# Kaplan Diploma of Financial Services (Financial Planning)



## tines (28 May 2011)

ANyone out there studying this course or completed? Just stared and loking for study buddy or general guidence. Long time no study-any help appreciated


----------



## VSntchr (29 May 2011)

tines said:


> ANyone out there studying this course or completed? Just stared and loking for study buddy or general guidence. Long time no study-any help appreciated




will be starting in july probably..


----------



## lukeymacca (30 May 2011)

Im keen on doing this also.. still deciding on who to study with though.
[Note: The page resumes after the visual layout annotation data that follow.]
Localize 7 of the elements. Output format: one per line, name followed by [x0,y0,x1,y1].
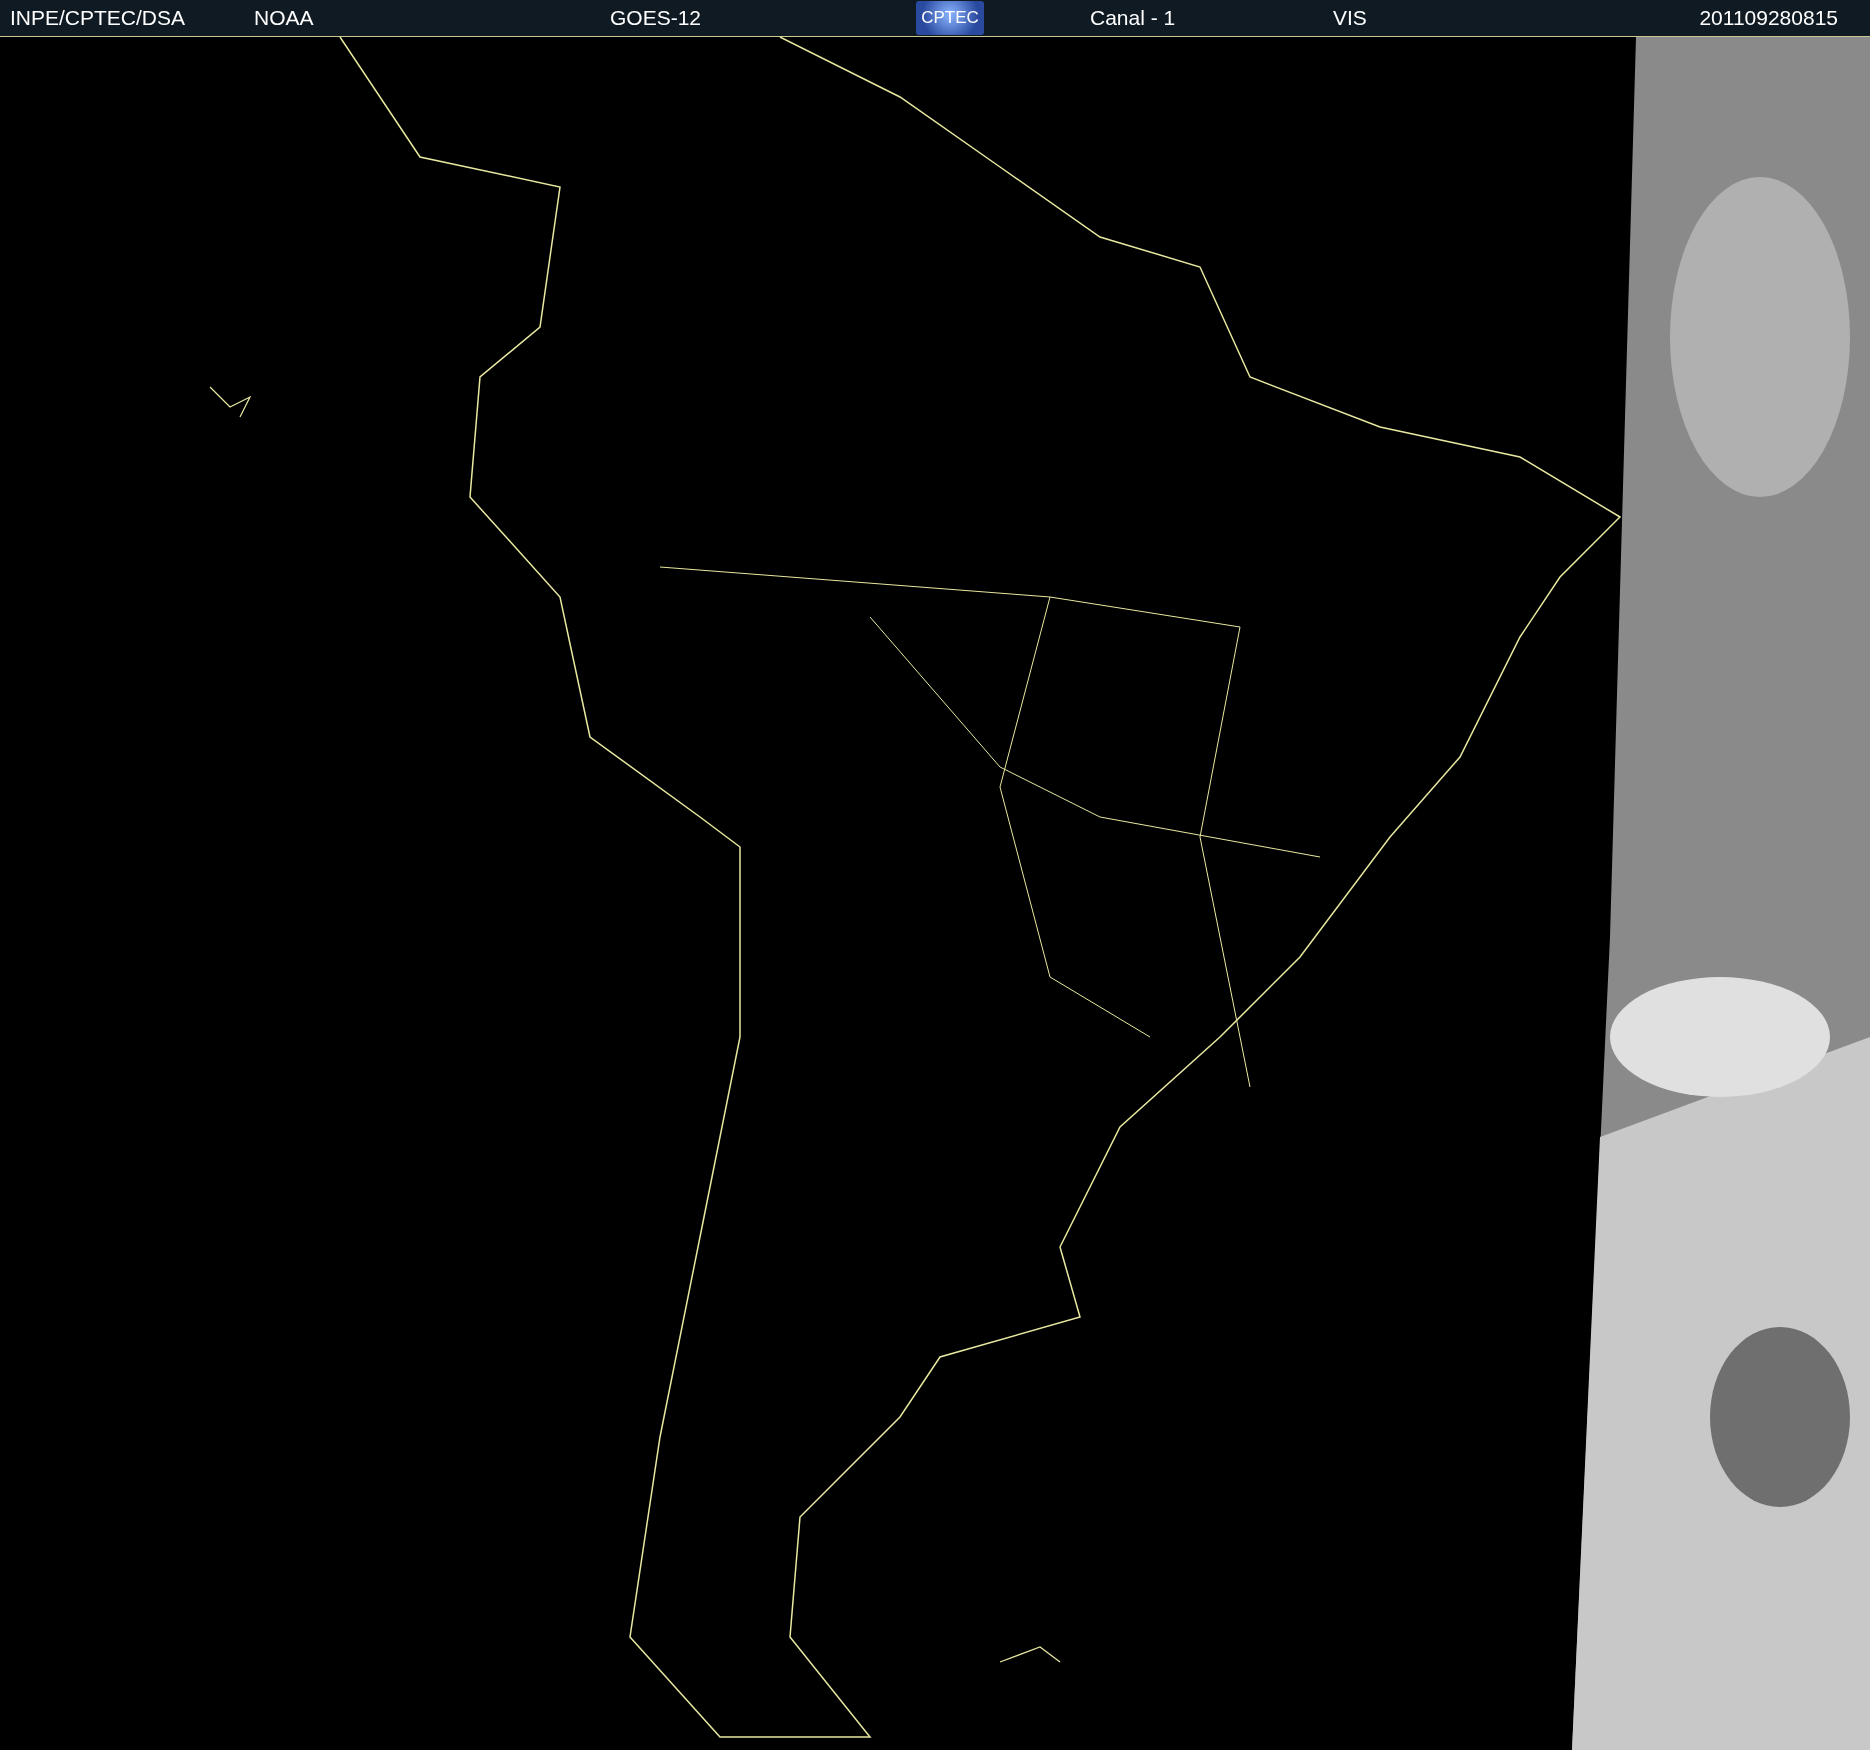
agency-label: NOAA [253,6,315,30]
satellite-label: GOES-12 [609,6,703,30]
logo: CPTEC [916,1,984,35]
source-label: INPE/CPTEC/DSA [9,6,187,30]
band-label: VIS [1332,6,1368,30]
channel-label: Canal - 1 [1089,6,1177,30]
timestamp-label: 201109280815 [1698,6,1839,30]
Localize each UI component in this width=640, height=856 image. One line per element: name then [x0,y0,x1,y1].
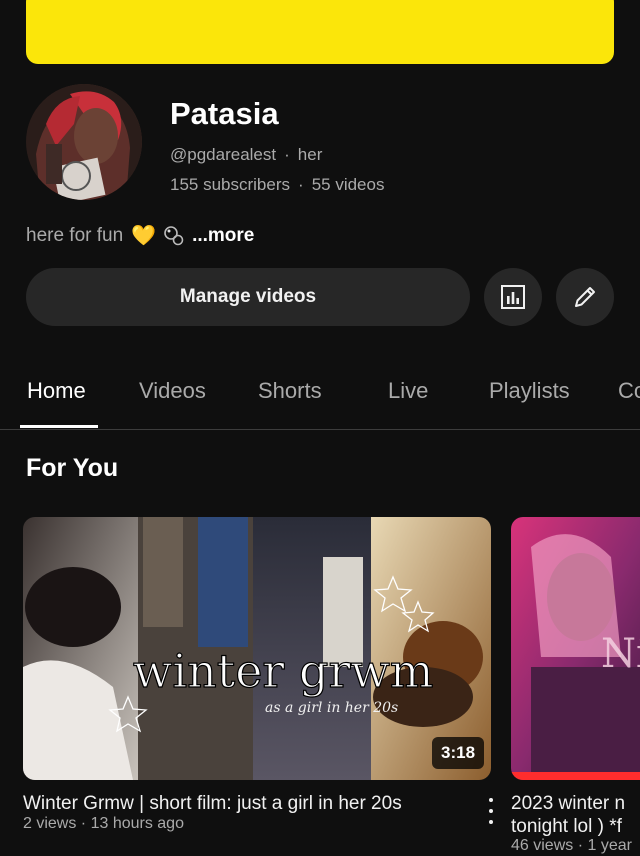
video-title[interactable]: 2023 winter n [511,793,625,815]
avatar[interactable] [26,84,142,200]
separator-dot: · [284,145,290,164]
video-thumbnail[interactable]: winter grwm as a girl in her 20s [23,517,491,780]
bio-text: here for fun [26,224,124,246]
thumbnail-title-text: winter grwm [133,644,433,698]
analytics-button[interactable] [484,268,542,326]
video-thumbnail[interactable]: Nig [511,517,640,780]
subscriber-count: 155 subscribers [170,175,291,194]
video-title-line-2[interactable]: tonight lol ) *f [511,816,622,838]
video-title[interactable]: Winter Grmw | short film: just a girl in… [23,793,402,815]
bubbles-icon [164,225,184,245]
tab-videos[interactable]: Videos [139,378,206,404]
tab-shorts[interactable]: Shorts [258,378,322,404]
analytics-icon [501,285,525,309]
video-duration-badge: 3:18 [432,737,485,769]
channel-stats-line: 155 subscribers · 55 videos [170,175,384,195]
channel-bio[interactable]: here for fun 💛 ...more [26,223,254,248]
thumbnail-subtitle-text: as a girl in her 20s [265,700,398,716]
pencil-icon [575,287,595,307]
yellow-heart-icon: 💛 [131,225,157,247]
tab-home[interactable]: Home [27,378,86,404]
thumbnail-title-text: Nig [601,631,640,677]
channel-name: Patasia [170,96,279,131]
tab-live[interactable]: Live [388,378,428,404]
channel-pronouns: her [297,145,323,164]
separator-dot: · [298,175,304,194]
video-count: 55 videos [311,175,385,194]
video-meta: 46 views · 1 year [511,837,632,854]
tab-community[interactable]: Co [618,378,640,404]
section-title: For You [26,454,119,482]
channel-page: Patasia @pgdarealest · her 155 subscribers… [0,0,640,856]
more-options-icon[interactable] [481,798,501,824]
video-meta: 2 views · 13 hours ago [23,815,184,832]
channel-handle: @pgdarealest [170,145,277,164]
more-link[interactable]: ...more [192,225,254,247]
active-tab-indicator [20,425,98,428]
channel-handle-line: @pgdarealest · her [170,145,322,165]
channel-banner[interactable] [26,0,614,64]
tab-playlists[interactable]: Playlists [489,378,570,404]
channel-tabs: Home Videos Shorts Live Playlists Co [0,360,640,430]
manage-videos-button[interactable]: Manage videos [26,268,470,326]
edit-button[interactable] [556,268,614,326]
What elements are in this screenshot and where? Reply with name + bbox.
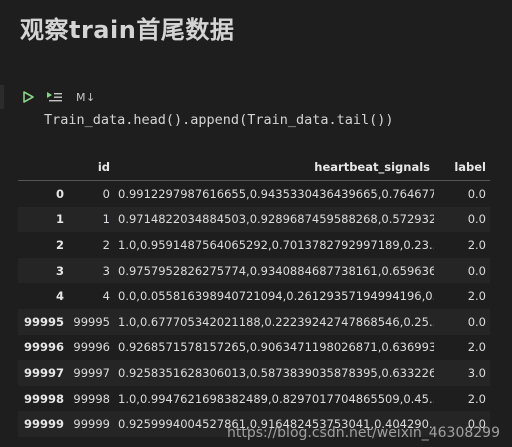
- play-icon: [23, 91, 34, 103]
- cell-id: 99996: [68, 334, 114, 361]
- row-index: 3: [18, 257, 68, 284]
- column-header-id: id: [68, 154, 114, 181]
- cell-label: 2.0: [434, 385, 490, 412]
- cell-label: 2.0: [434, 283, 490, 309]
- dataframe-table: id heartbeat_signals label 0 0 0.9912297…: [18, 154, 490, 437]
- cell-label: 0.0: [434, 308, 490, 335]
- row-index: 99998: [18, 385, 68, 412]
- table-row: 1 1 0.9714822034884503,0.928968745958826…: [18, 206, 490, 233]
- table-header-row: id heartbeat_signals label: [18, 154, 490, 181]
- cell-label: 3.0: [434, 360, 490, 386]
- column-header-index: [18, 154, 68, 181]
- cell-id: 99999: [68, 411, 114, 437]
- table-row: 99998 99998 1.0,0.9947621698382489,0.829…: [18, 385, 490, 412]
- column-header-heartbeat-signals: heartbeat_signals: [114, 154, 434, 181]
- run-cell-button[interactable]: [22, 89, 34, 105]
- cell-id: 1: [68, 206, 114, 233]
- cell-id: 99995: [68, 308, 114, 335]
- cell-heartbeat-signals: 0.9912297987616655,0.9435330436439665,0.…: [114, 180, 434, 207]
- cell-label: 0.0: [434, 257, 490, 284]
- row-index: 2: [18, 232, 68, 258]
- table-row: 99999 99999 0.9259994004527861,0.9164824…: [18, 411, 490, 437]
- cell-heartbeat-signals: 0.0,0.055816398940721094,0.2612935719499…: [114, 283, 434, 309]
- row-index: 0: [18, 180, 68, 207]
- table-row: 0 0 0.9912297987616655,0.943533043643966…: [18, 180, 490, 207]
- cell-heartbeat-signals: 0.9757952826275774,0.9340884687738161,0.…: [114, 257, 434, 284]
- run-below-button[interactable]: [46, 89, 64, 105]
- cell-id: 2: [68, 232, 114, 258]
- cell-id: 99997: [68, 360, 114, 386]
- notebook-page: 观察train首尾数据 M↓ Train_data.head().append(…: [0, 0, 512, 447]
- cell-id: 4: [68, 283, 114, 309]
- table-row: 99996 99996 0.9268571578157265,0.9063471…: [18, 334, 490, 361]
- markdown-heading: 观察train首尾数据: [20, 16, 235, 44]
- row-index: 99995: [18, 308, 68, 335]
- cell-heartbeat-signals: 0.9268571578157265,0.9063471198026871,0.…: [114, 334, 434, 361]
- cell-id: 3: [68, 257, 114, 284]
- row-index: 99996: [18, 334, 68, 361]
- cell-heartbeat-signals: 1.0,0.677705342021188,0.2223924274786854…: [114, 308, 434, 335]
- table-row: 4 4 0.0,0.055816398940721094,0.261293571…: [18, 283, 490, 309]
- output-table-container: id heartbeat_signals label 0 0 0.9912297…: [18, 154, 498, 437]
- row-index: 99999: [18, 411, 68, 437]
- cell-id: 0: [68, 180, 114, 207]
- column-header-label: label: [434, 154, 490, 181]
- table-row: 3 3 0.9757952826275774,0.934088468773816…: [18, 257, 490, 284]
- cell-label: 0.0: [434, 206, 490, 233]
- cell-heartbeat-signals: 0.9259994004527861,0.916482453753041,0.4…: [114, 411, 434, 437]
- cell-heartbeat-signals: 1.0,0.9947621698382489,0.829701770486550…: [114, 385, 434, 412]
- cell-label: 2.0: [434, 232, 490, 258]
- cell-id: 99998: [68, 385, 114, 412]
- cell-label: 0.0: [434, 180, 490, 207]
- cell-heartbeat-signals: 0.9714822034884503,0.9289687459588268,0.…: [114, 206, 434, 233]
- cell-heartbeat-signals: 1.0,0.9591487564065292,0.701378279299718…: [114, 232, 434, 258]
- run-below-icon: [47, 92, 62, 102]
- row-index: 4: [18, 283, 68, 309]
- row-index: 1: [18, 206, 68, 233]
- table-row: 99995 99995 1.0,0.677705342021188,0.2223…: [18, 308, 490, 335]
- code-cell-source[interactable]: Train_data.head().append(Train_data.tail…: [44, 112, 394, 128]
- cell-toolbar: M↓: [22, 88, 96, 106]
- cell-gutter: [0, 85, 4, 109]
- table-row: 99997 99997 0.9258351628306013,0.5873839…: [18, 360, 490, 386]
- cell-label: 2.0: [434, 334, 490, 361]
- cell-label: 0.0: [434, 411, 490, 437]
- table-row: 2 2 1.0,0.9591487564065292,0.70137827929…: [18, 232, 490, 258]
- row-index: 99997: [18, 360, 68, 386]
- markdown-toggle-button[interactable]: M↓: [76, 89, 96, 105]
- cell-heartbeat-signals: 0.9258351628306013,0.5873839035878395,0.…: [114, 360, 434, 386]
Whats everybody planning to get from this course? Are you all interesting in becoming financial advisers or are you doing it for personal knowledge.


----------



## Risk Chaser (31 May 2011)

Currently on my last subject, hopefully can finish before 30th June. I find the assignments harder than the exams which are multiple choice and open book.


----------



## Russell (31 May 2011)

When I have the money I will be considering signing up for this. For people who have done the course or are near completion: how did you find it?



lukeymacca said:


> Whats everybody planning to get from this course? Are you all interesting in becoming financial advisers or are you doing it for personal knowledge.




I'm currently working in the Approvals department for a finance company. I'm doing it for personal knowledge and hopefully to make a career of it in the future, as I find my current position somewhat monotonous now.


----------



## ausmn (23 November 2011)

Risk Chaser said:


> Currently on my last subject, hopefully can finish before 30th June. I find the assignments harder than the exams which are multiple choice and open book.




i have just got my result of assignement. i have to resubmit Question 4. I am doing with Kaplan financial planning service first module. Could you help? and i have to do the online exam in December . Many thanks


----------



## angelcg (13 January 2014)

Hi, I'm thinking in enrol to this course, but I can't decide when yet. Is there any manual or book that I could have a look before starting? Thanks.


----------